D'ailleurs, quelques jours plus tard, alors que les cendres sont encore chaudes et qu'Édouard Philippe est encore premier ministre, une cathédrale est annoncée comme la « porte de notre temps ». Macron et les siens sont pris au mot, et c'est le déluge d'idées folles : un projet propose de remplacer le toit par une serre aérienne, un autre par une piscine, un autre encore envisage de remplacer le toit par une serre, puis une chapelle écologique et des murs recouverts de chanvre.
Une collection de tentatives pour transformer la cathédrale en une salle d'exposition expérimentale, comme on n'en a jamais vu auparavant. Un peu comme si Disney, les prophètes wokistes et les disciples de Greta entraient tous ensemble à Notre-Dame. Quelqu'un est entré. Quelqu'un d'autre est resté à l'extérieur.
Et si la controverse sur l'opportunité d'installer des vitraux modernes dans six grandes baies de la cathédrale n'est pas encore close, en ce sens que nous ne savons toujours pas en quoi consistera la « touche contemporaine » prônée par l'archevêque Ulrich dans un projet qui ne sera de toute façon pas prêt avant 2030 - une alliance inhabituelle entre le trône et l'autel dans un Paris où seule la laicité reste sacrée -, nous savons avec certitude comment la cathédrale restaurée a été remplie.
L'ancien maître-autel est « masqué » par un nouvel autel conçu par Guillaume Bardet : une énorme coupe en bronze réalisée dans un paupérisme radical-chic qui ressemble à une salle à manger excessivement contemporaine. Celui, pour tout dire, que l'on entrevoyait dans les bandes dessinées qui imaginaient le futur et que même les magazines de décoration d'intérieur ne proposent plus. Calice, patène, pyx, ostensoir, trône et ses sièges, ambon semblent célébrer une étrange collection Ikea des années 1970. Il ne reste rien du christianisme médiéval et du gothique français. Un symbolisme qui ne répond pas à un objectif lié à la sacralité de Dieu, mais qui est l'expression d'un pouvoir politique imprégné d'une culture non catholique.
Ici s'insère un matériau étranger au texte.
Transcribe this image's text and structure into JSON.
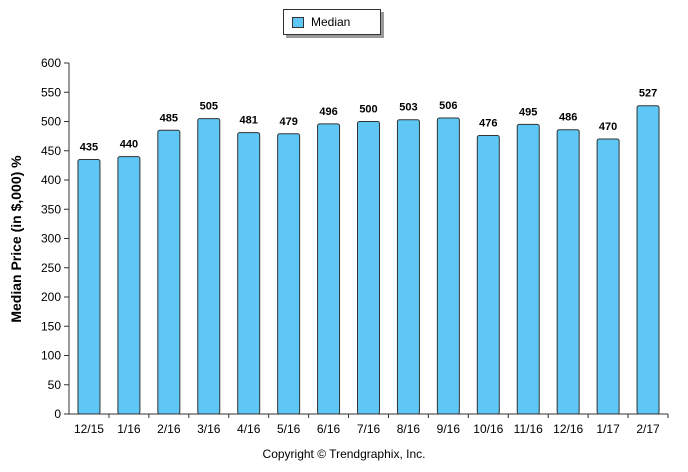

Dans la nouvelle Notre-Dame, la rhétorique du paupérisme moderne s'oppose donc à quelque chose d'excessif : la lumière. Une lumière qui n'est pas celle d'une cathédrale catholique, mais celle d'un musée, d'un catalogue d'art contemporain. La Notre-Dame d'avant l'incendie de 2019 n'avait pas toute cette lumière, parce qu'elle renvoyait au Mystère. Tout a disparu.
Et aujourd'hui que nous tentons de relire Paris à travers Notre-Dame et l'Europe à travers Paris, nous découvrons que la flèche engloutie dans l'incendie était bien une sinistre adaptation d'un déclin qui n'est plus une métaphore. Effondrement d'une civilisation honteuse d'elle-même. Car Notre-Dame est plus qu'une église. (...)
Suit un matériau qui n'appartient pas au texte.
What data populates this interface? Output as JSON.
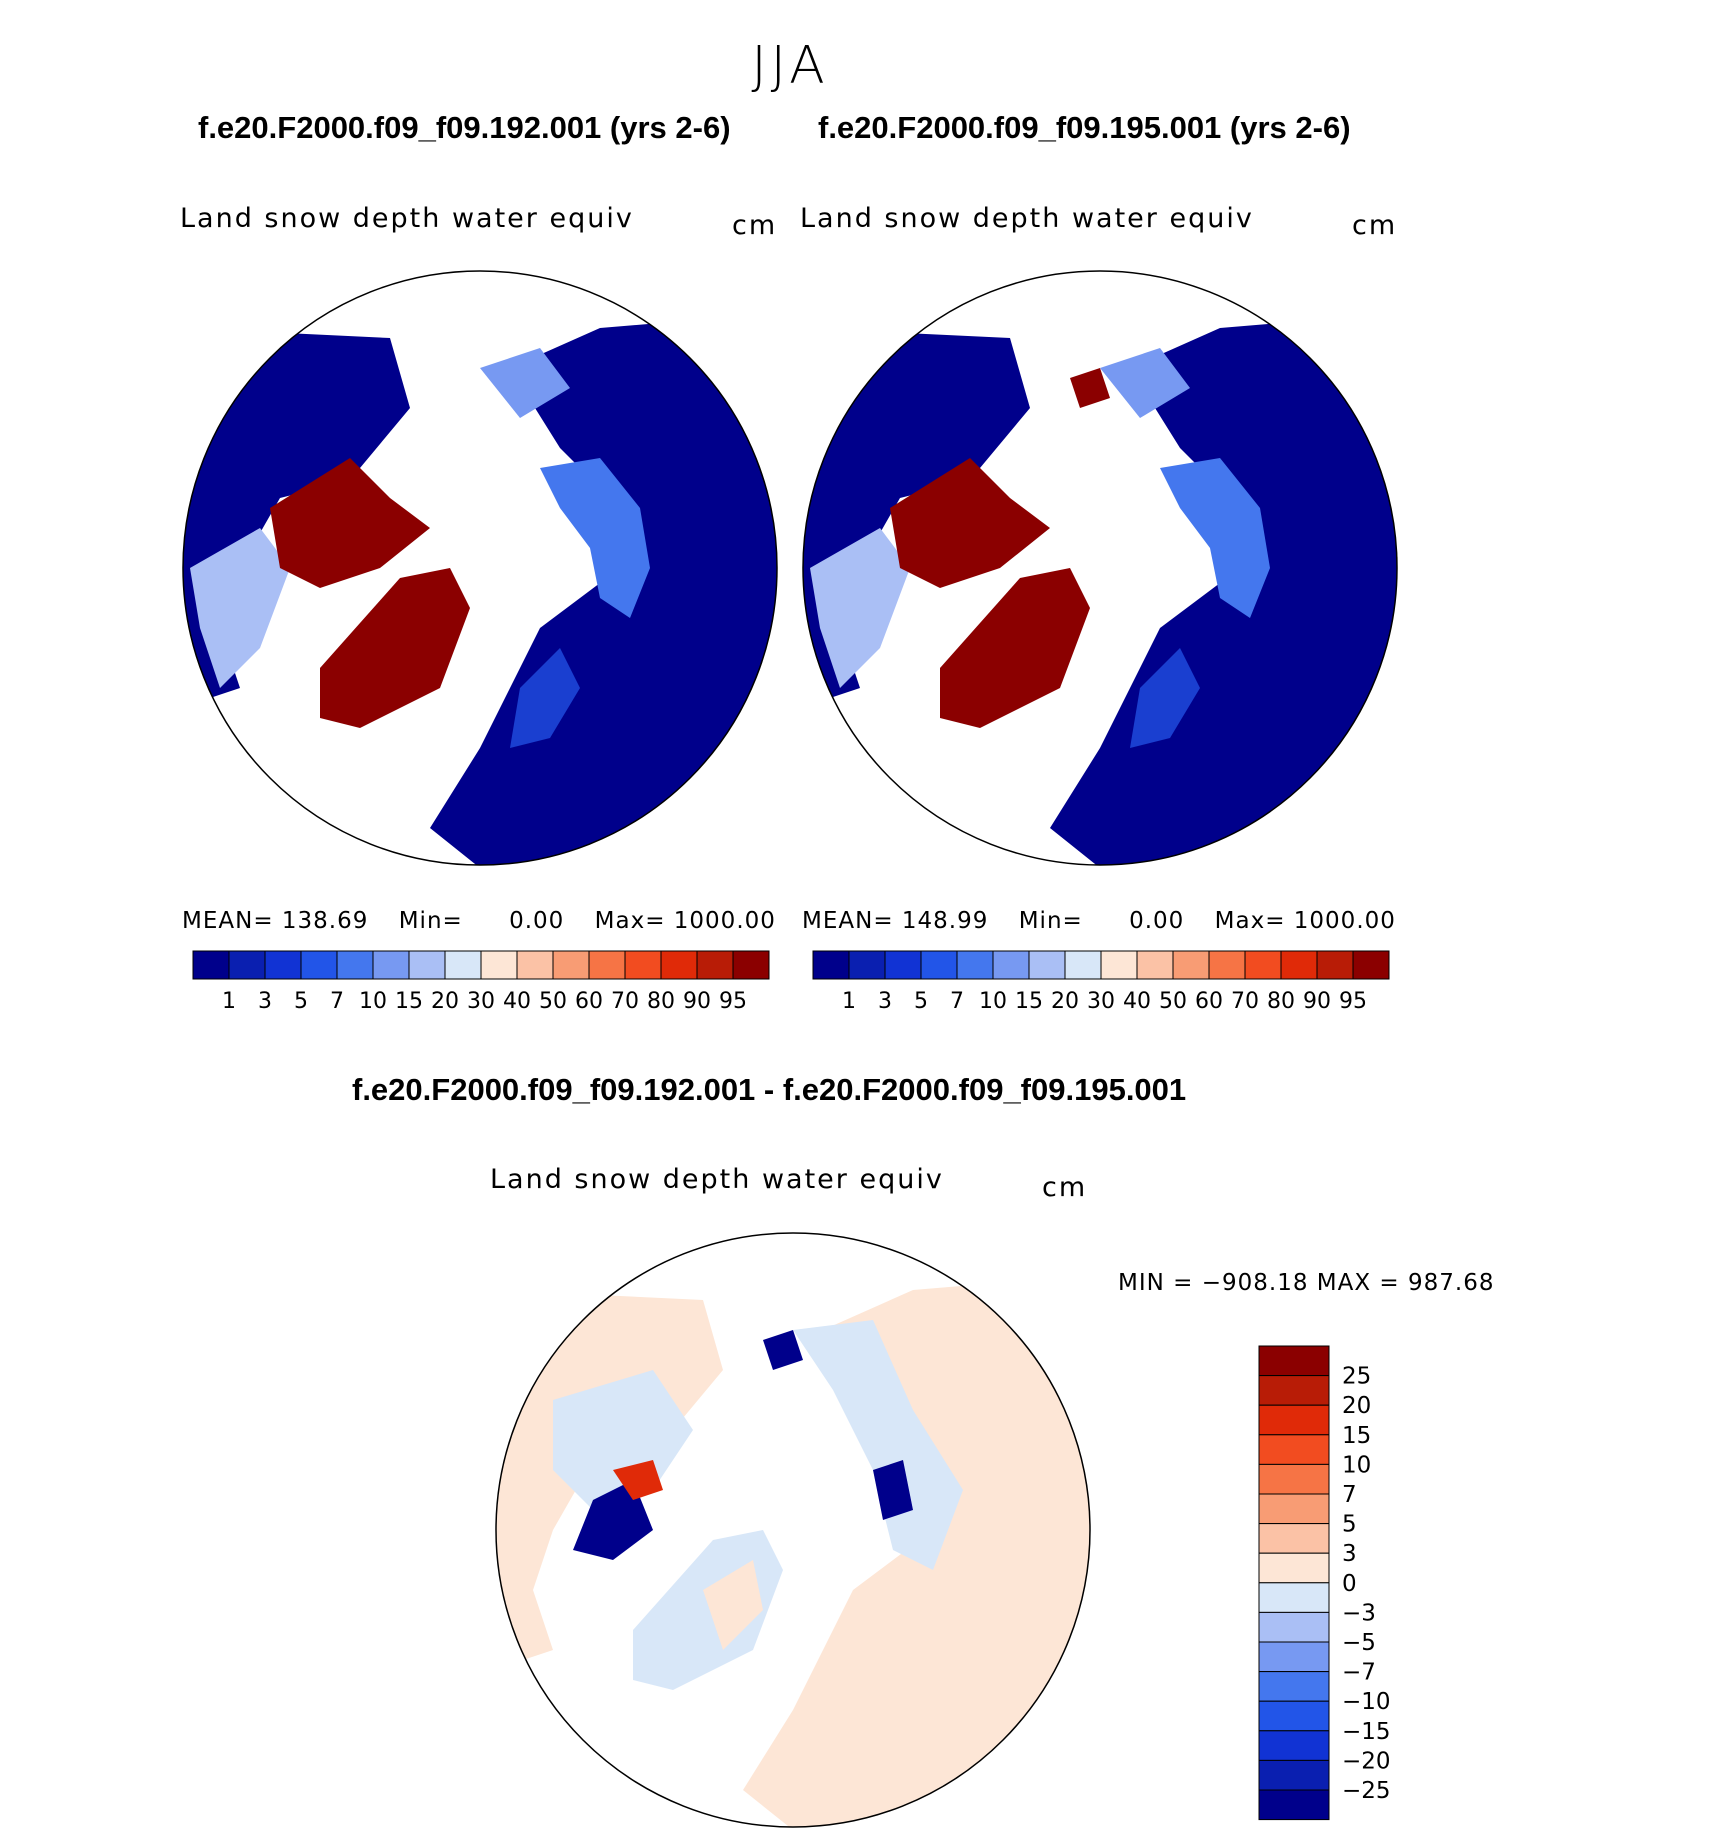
{
  "season": "JJA",
  "panels": [
    {
      "id": "case-192",
      "run_title": "f.e20.F2000.f09_f09.192.001 (yrs 2-6)",
      "field": "Land snow depth water equiv",
      "units": "cm",
      "stats": {
        "mean_label": "MEAN=",
        "mean": "138.69",
        "min_label": "Min=",
        "min": "0.00",
        "max_label": "Max=",
        "max": "1000.00"
      }
    },
    {
      "id": "case-195",
      "run_title": "f.e20.F2000.f09_f09.195.001 (yrs 2-6)",
      "field": "Land snow depth water equiv",
      "units": "cm",
      "stats": {
        "mean_label": "MEAN=",
        "mean": "148.99",
        "min_label": "Min=",
        "min": "0.00",
        "max_label": "Max=",
        "max": "1000.00"
      }
    }
  ],
  "abs_colorbar": {
    "labels": [
      "1",
      "3",
      "5",
      "7",
      "10",
      "15",
      "20",
      "30",
      "40",
      "50",
      "60",
      "70",
      "80",
      "90",
      "95"
    ],
    "colors": [
      "#00008b",
      "#0a1fb0",
      "#1133d4",
      "#2255e8",
      "#4477ee",
      "#7799f2",
      "#aabff5",
      "#d8e7f8",
      "#fde6d6",
      "#fbc2a6",
      "#f89c74",
      "#f67445",
      "#f24c20",
      "#e02a08",
      "#b81c06",
      "#8b0000"
    ]
  },
  "difference": {
    "title": "f.e20.F2000.f09_f09.192.001 - f.e20.F2000.f09_f09.195.001",
    "field": "Land snow depth water equiv",
    "units": "cm",
    "minmax": "MIN = −908.18 MAX = 987.68",
    "colorbar": {
      "labels": [
        "25",
        "20",
        "15",
        "10",
        "7",
        "5",
        "3",
        "0",
        "−3",
        "−5",
        "−7",
        "−10",
        "−15",
        "−20",
        "−25"
      ],
      "colors": [
        "#8b0000",
        "#b81c06",
        "#e02a08",
        "#f24c20",
        "#f67445",
        "#f89c74",
        "#fbc2a6",
        "#fde6d6",
        "#d8e7f8",
        "#aabff5",
        "#7799f2",
        "#4477ee",
        "#2255e8",
        "#1133d4",
        "#0a1fb0",
        "#00008b"
      ]
    }
  },
  "map_colors": {
    "snow_low": "#00008b",
    "snow_mid": "#1a3fd0",
    "snow_light": "#aabff5",
    "ice_high": "#8b0000",
    "diff_pos": "#fde6d6",
    "diff_neg": "#d8e7f8",
    "diff_strong_pos": "#e02a08",
    "diff_strong_neg": "#00008b"
  }
}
La cathédrale au cœur de Paris a toujours été « la paroisse de l'État » de France : du saint roi Louis IX au vœu de Louis XIII de consacrer la France à la Vierge Marie, jusqu'à la Révolution française qui en fit le temple des Jacobins et la détruisit de manière particulièrement féroce, sachant bien qu'en infectant le Premier-né de l'Église, la maladie se propagerait partout. Avec la Révolution française, Notre-Dame est devenue propriété de l'État - comme tant d'autres églises avec l'unification de l'Italie - et ce n'est qu'en 1802 que Napoléon l'a rendue à l'Église pour que la messe puisse à nouveau être célébrée.
En 2019, alors que les Français, et avec eux le monde entier, assistent impuissants aux flammes qui la dévorent bouchée par bouchée, parmi ceux qui pleurent et se voilent la face, il reste la mélancolie d'un monde qui a été , mais qui n'est plus.